Hallo zusammen. Komme grad von meinem Arzt. ER hat mich gelobt, alles ist gut am verheilen. Meine kleine Analfissur ist zwar noch da, aber meine Salbe hat wohl dafür gesort, das alles sehr gut am verheilen ist. Die Schmerzen die ich mal hatte sind auch lang nicht mehr so stark, und diesmal ist es keine Einbildung...Natürlich hab ich mich auch eisern an die Vorschriften für Ernährung gehalten, aber bald is es ja vorbei...juhu 
Viele liebe Grüsse, 
Hanna

----------


## Schlumpfine

> ....Natürlich hab ich mich auch eisern an die Vorschriften für Ernährung gehalten....

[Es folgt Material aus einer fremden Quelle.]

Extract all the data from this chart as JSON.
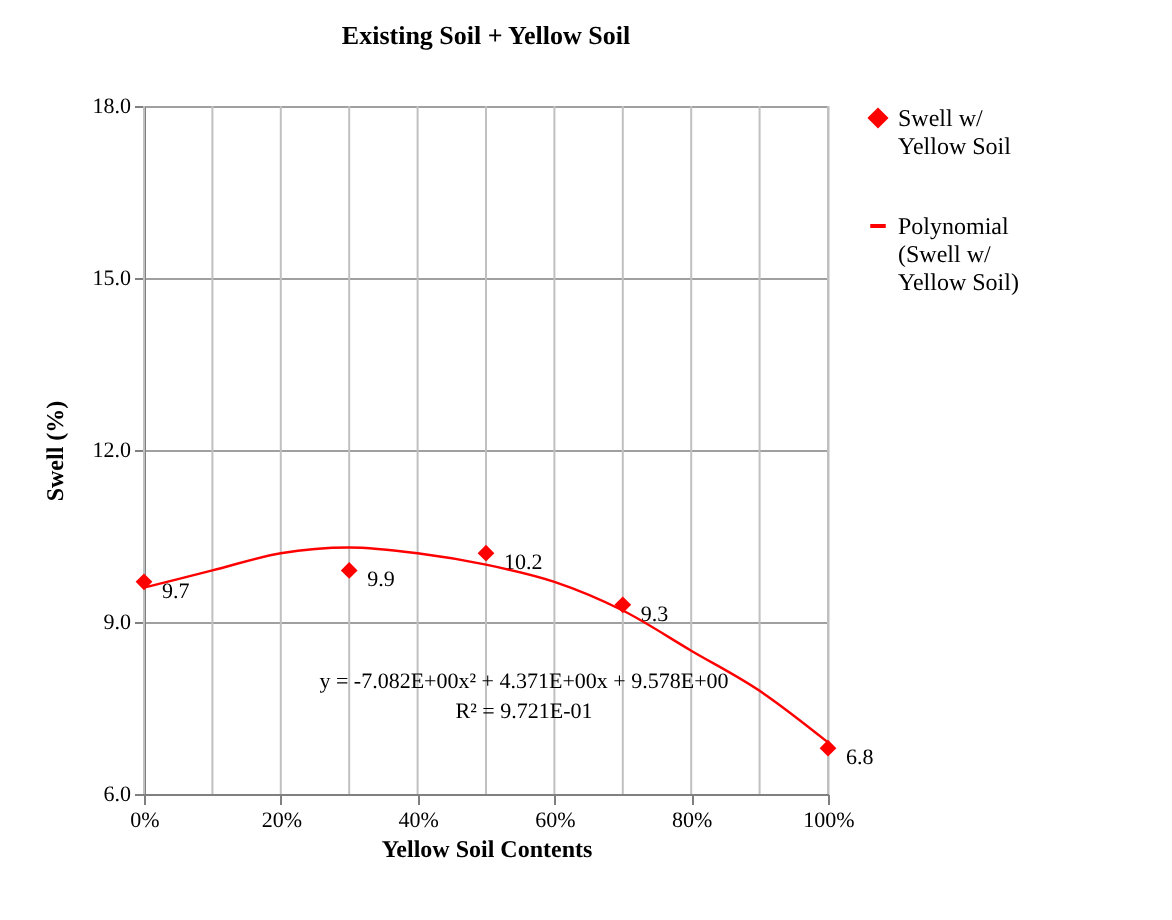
{
  "chart_data": {
    "type": "scatter",
    "title": "Existing Soil + Yellow Soil",
    "xlabel": "Yellow Soil Contents",
    "ylabel": "Swell (%)",
    "xlim": [
      0,
      100
    ],
    "xticks": [
      {
        "value": 0,
        "label": "0%"
      },
      {
        "value": 10,
        "label": null
      },
      {
        "value": 20,
        "label": "20%"
      },
      {
        "value": 30,
        "label": null
      },
      {
        "value": 40,
        "label": "40%"
      },
      {
        "value": 50,
        "label": null
      },
      {
        "value": 60,
        "label": "60%"
      },
      {
        "value": 70,
        "label": null
      },
      {
        "value": 80,
        "label": "80%"
      },
      {
        "value": 90,
        "label": null
      },
      {
        "value": 100,
        "label": "100%"
      }
    ],
    "ylim": [
      6,
      18
    ],
    "yticks": [
      {
        "value": 6,
        "label": "6.0"
      },
      {
        "value": 9,
        "label": "9.0"
      },
      {
        "value": 12,
        "label": "12.0"
      },
      {
        "value": 15,
        "label": "15.0"
      },
      {
        "value": 18,
        "label": "18.0"
      }
    ],
    "series": [
      {
        "name": "Swell w/ Yellow Soil",
        "color": "#ff0000",
        "marker": "diamond",
        "x": [
          0,
          30,
          50,
          70,
          100
        ],
        "values": [
          9.7,
          9.9,
          10.2,
          9.3,
          6.8
        ],
        "data_labels": true
      },
      {
        "name": "Polynomial (Swell w/ Yellow Soil)",
        "type": "line",
        "color": "#ff0000",
        "line_style": "solid",
        "x": [
          0,
          10,
          20,
          30,
          40,
          50,
          60,
          70,
          80,
          90,
          100
        ],
        "values": [
          9.6,
          9.9,
          10.2,
          10.3,
          10.2,
          10.0,
          9.7,
          9.2,
          8.5,
          7.8,
          6.9
        ]
      }
    ],
    "annotations": [
      "y = -7.082E+00x² + 4.371E+00x + 9.578E+00",
      "R² = 9.721E-01"
    ],
    "grid": true,
    "legend": "right"
  }
}
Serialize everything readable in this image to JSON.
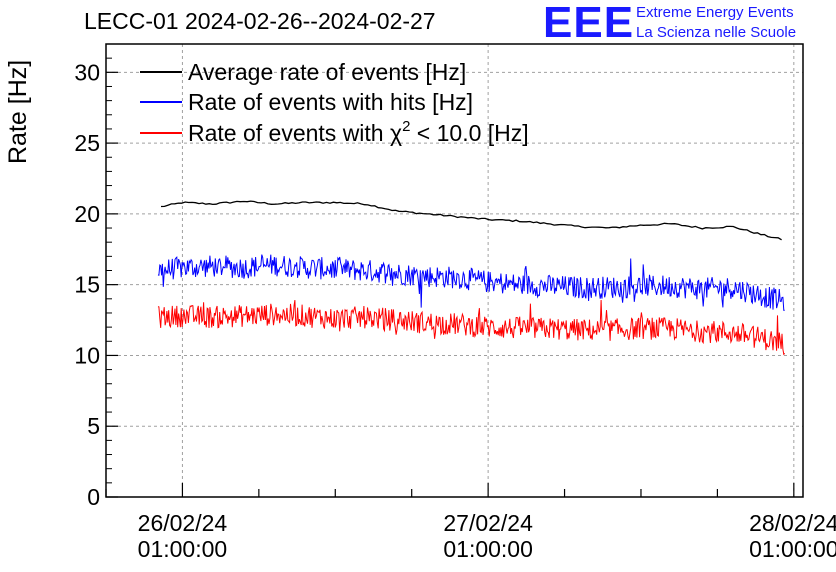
{
  "title": "LECC-01 2024-02-26--2024-02-27",
  "logo": {
    "mark": "EEE",
    "line1": "Extreme Energy Events",
    "line2": "La Scienza nelle Scuole"
  },
  "colors": {
    "average": "#000000",
    "hits": "#0000ff",
    "chi2": "#ff0000"
  },
  "chart_data": {
    "type": "line",
    "title": "LECC-01 2024-02-26--2024-02-27",
    "ylabel": "Rate [Hz]",
    "xlabel": "",
    "ylim": [
      0,
      32
    ],
    "xlim_days": [
      -0.25,
      2.03
    ],
    "y_ticks": [
      0,
      5,
      10,
      15,
      20,
      25,
      30
    ],
    "x_ticks": [
      {
        "date": "26/02/24",
        "time": "01:00:00",
        "day": 0
      },
      {
        "date": "27/02/24",
        "time": "01:00:00",
        "day": 1
      },
      {
        "date": "28/02/24",
        "time": "01:00:00",
        "day": 2
      }
    ],
    "grid": true,
    "legend_position": "top-left",
    "series": [
      {
        "name": "Average rate of events [Hz]",
        "color": "#000000",
        "noisy": false,
        "x_days": [
          -0.07,
          0.0,
          0.1,
          0.2,
          0.3,
          0.4,
          0.5,
          0.6,
          0.7,
          0.8,
          0.9,
          1.0,
          1.1,
          1.2,
          1.3,
          1.4,
          1.5,
          1.6,
          1.7,
          1.8,
          1.9,
          1.96
        ],
        "values": [
          20.5,
          20.8,
          20.7,
          20.9,
          20.7,
          20.8,
          20.8,
          20.7,
          20.2,
          20.0,
          19.8,
          19.6,
          19.5,
          19.3,
          19.1,
          19.0,
          19.2,
          19.3,
          19.0,
          19.1,
          18.5,
          18.2
        ]
      },
      {
        "name": "Rate of events with hits [Hz]",
        "color": "#0000ff",
        "noisy": true,
        "x_days": [
          -0.08,
          0.0,
          0.1,
          0.2,
          0.3,
          0.4,
          0.5,
          0.6,
          0.7,
          0.8,
          0.9,
          1.0,
          1.1,
          1.2,
          1.3,
          1.4,
          1.5,
          1.6,
          1.7,
          1.8,
          1.9,
          1.97
        ],
        "values": [
          16.0,
          16.2,
          16.3,
          16.2,
          16.4,
          16.2,
          16.1,
          16.0,
          15.8,
          15.6,
          15.5,
          15.2,
          15.0,
          14.9,
          14.8,
          14.8,
          14.9,
          14.9,
          14.7,
          14.8,
          14.2,
          13.8
        ]
      },
      {
        "name": "Rate of events with χ2 < 10.0 [Hz]",
        "color": "#ff0000",
        "noisy": true,
        "x_days": [
          -0.08,
          0.0,
          0.1,
          0.2,
          0.3,
          0.4,
          0.5,
          0.6,
          0.7,
          0.8,
          0.9,
          1.0,
          1.1,
          1.2,
          1.3,
          1.4,
          1.5,
          1.6,
          1.7,
          1.8,
          1.9,
          1.97
        ],
        "values": [
          12.7,
          12.8,
          12.7,
          12.8,
          12.9,
          12.8,
          12.6,
          12.7,
          12.5,
          12.3,
          12.2,
          12.0,
          11.9,
          11.9,
          11.8,
          11.8,
          11.9,
          11.9,
          11.7,
          11.6,
          11.2,
          10.8
        ]
      }
    ]
  }
}
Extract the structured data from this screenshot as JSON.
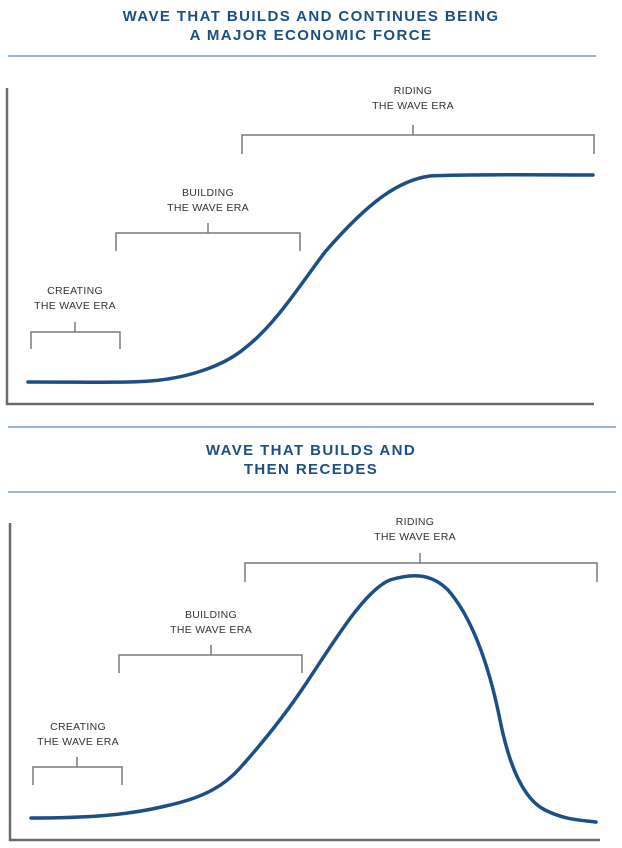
{
  "panels": [
    {
      "title_lines": [
        "WAVE THAT BUILDS AND CONTINUES BEING",
        "A MAJOR ECONOMIC FORCE"
      ],
      "eras": [
        {
          "lines": [
            "CREATING",
            "THE WAVE ERA"
          ]
        },
        {
          "lines": [
            "BUILDING",
            "THE WAVE ERA"
          ]
        },
        {
          "lines": [
            "RIDING",
            "THE WAVE ERA"
          ]
        }
      ]
    },
    {
      "title_lines": [
        "WAVE THAT BUILDS AND",
        "THEN RECEDES"
      ],
      "eras": [
        {
          "lines": [
            "CREATING",
            "THE WAVE ERA"
          ]
        },
        {
          "lines": [
            "BUILDING",
            "THE WAVE ERA"
          ]
        },
        {
          "lines": [
            "RIDING",
            "THE WAVE ERA"
          ]
        }
      ]
    }
  ],
  "colors": {
    "title": "#1b4f86",
    "curve": "#1b4f86",
    "axis": "#6b6b6b",
    "bracket": "#7a7a7a",
    "rule": "#3a6ea5"
  }
}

 die da wären? mir hat man keine gegeben, und ich schlag mich öfter damit rum... also bitte mal aufklären, danke...   :Zwinker:   :Grin:

----------


## Hanna

Was die Ernährung angeht, wurde mir eben gesagt, das ich mich sehr ballaststoffreich ernähren soll und viel trinken. der zweck des ganzen soll sein, dass der Stuhl wich ist und dann nicht die darmwände verletzten kann bzw, alte wunden wieder neu aufreißt
Ich hab mir zB indische Flohsamen im Reformhaus gekauft, hat eigentlich ganz gut geklappt.

----------


## Hanna

So, heute morgen war ich vor der Arbeit nochmal bei einem Kontrolltermin... Alles ist weg, ich bin sozusagen Fissurfrei :Smiley:  Das war echt eine Plage... Wenigstens war das Wetter die letzten Wochen so wie ich mich gefühlt habe. Aber am Freitag geht's in den Urlaub - und ich bin beschwerdefrei! Glück gehabt, dass ich rechtzeitig beim Arzt war... bin so dann nochmal um eine OP rumgekommen. 
Ich wünsche allen eine schöne (Ferien-)zeit! 
LG, Hanna

----------


## cornwall

Nun habe ich eine Frage: Nachdem die Hämoriden abgebunden, verliere ich  nach über einer Woche immer noch viel Blut.
Ist das normal? In ca 3 Wochen muss ich zur Nachuntersuchung. 
LG
Karin

----------


## Hanna

Hallo, ich kann dir da leider nicht helfen. Bin nur "Expertin" auf dem Gebiet der Analfissur

----------


## tigrib11

bei mir wurde vom poktologen bei den gleichen beschwerden eine analfissur festgestellt, welche dann operativ entfernt wurde. seit dem (3 jahre) bin ich beschwerdefrei. die schmerzen nach der op waren allerdings auch nicht ohne, haben sich aber in den nächsten 3 wochen sehr gebessert und sind nun weg.

----------


## josie

Hallo Karin!  

> Ist das normal? In ca 3 Wochen muss ich zur Nachuntersuchung.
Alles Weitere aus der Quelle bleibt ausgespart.